I have an image on a polar grid. This image should be transformed into a cartesian grid, but the only algorithm I know of is really slow for this. Now I use the cartesian grid, for each point I find the r and theta values, and then I look in two vectors to find the smallest error defined by:
min{(th_vec - theta)^2 + (range - r)^2}
This gives a nested for-loop inside of the outer nested for-loop, so I have a complexity of O(N^4). A 512x512 image uses a whole minute to complete. Of course, a complexity like that can not be used, so I'm wondering if anyone know of any faster algorithms to do this?
I have the image, and the two vectors. The X-axis of the image is the angle, while the Y-axis of the image is the length from the center. The angle is always from 0-2pi, and the range goes from 0 to r_max.
Thank you in advance.
EDIT: The range goes from 0 to r_max, not -r_max to r_max as it stood before. I see that there have been some missunderstandings. I have used the normal, inverse, conversion with;
r=sqrt(x^2 + y^2);
theta=atan2(y,x);
The problem is that I have to first convert the x and y values to x' and y' values, since the grid is from -r_max to r_max in the resulting image, but in pixels in the data. So I have a 512x512 image, but r_max can be something like 3.512. So I have to convert each pixel value into the grid value, then find the r and theta values. When I have found the r and theta values I have to run trough two vectors, range and th_vec, to find the pixel in the original image that matches:
min{(range - r)^2 + (th_vec - theta)^2}
This gives me a complexity of O(n^4), since the th_vec and range vectors are the same size as the image. So if I have a square matrix of 512x512 elements, I have to run trough 68 719 476 736 elements, which is way slow. So I'm wondering if there is a faster algorithm? I can't change the input data, so as far as I know, this is the only way to do it if you don't start with triangulation and stuff, but this is to expensive in times of memory.

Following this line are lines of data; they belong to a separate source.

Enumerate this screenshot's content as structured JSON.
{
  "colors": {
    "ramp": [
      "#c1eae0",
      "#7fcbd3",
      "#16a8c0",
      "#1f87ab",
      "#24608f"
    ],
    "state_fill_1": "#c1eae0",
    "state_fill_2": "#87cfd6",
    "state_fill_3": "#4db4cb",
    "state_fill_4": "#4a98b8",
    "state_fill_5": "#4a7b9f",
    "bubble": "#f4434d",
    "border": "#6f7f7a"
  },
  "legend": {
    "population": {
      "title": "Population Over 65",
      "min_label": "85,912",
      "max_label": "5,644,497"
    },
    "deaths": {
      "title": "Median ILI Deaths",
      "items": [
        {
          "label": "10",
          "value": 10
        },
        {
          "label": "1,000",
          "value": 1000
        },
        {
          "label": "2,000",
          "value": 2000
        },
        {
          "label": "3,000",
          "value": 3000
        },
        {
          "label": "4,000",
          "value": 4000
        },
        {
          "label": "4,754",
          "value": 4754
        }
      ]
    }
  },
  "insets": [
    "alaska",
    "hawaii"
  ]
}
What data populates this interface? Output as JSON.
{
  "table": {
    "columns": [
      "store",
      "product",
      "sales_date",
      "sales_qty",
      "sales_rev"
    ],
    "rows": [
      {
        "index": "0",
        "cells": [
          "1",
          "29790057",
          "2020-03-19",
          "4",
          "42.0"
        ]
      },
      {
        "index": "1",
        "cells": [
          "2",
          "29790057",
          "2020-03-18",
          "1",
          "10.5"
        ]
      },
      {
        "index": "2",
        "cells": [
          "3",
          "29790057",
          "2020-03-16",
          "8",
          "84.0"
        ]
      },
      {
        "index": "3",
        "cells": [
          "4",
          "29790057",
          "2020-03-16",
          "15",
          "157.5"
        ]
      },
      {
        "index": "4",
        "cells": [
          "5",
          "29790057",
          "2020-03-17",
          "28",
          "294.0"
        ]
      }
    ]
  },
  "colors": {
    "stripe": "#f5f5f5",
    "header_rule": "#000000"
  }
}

If your grid is uniformly partitioned with respect to the polar coordinates then your algorithm can be reduced to O(N^2) if you take advantage of the fact that the closest point to (r, theta) will be one of the four corners of the grid element in which it is contained.
In the more general case where the grid is the product of arbitrary partitions of the r and theta dimensions, that might grow to O( (N log N)^2) if you have to search for the location of the point in each partition. However, if the partitions were systematically constructed, you should be able to get back down to O(N^2).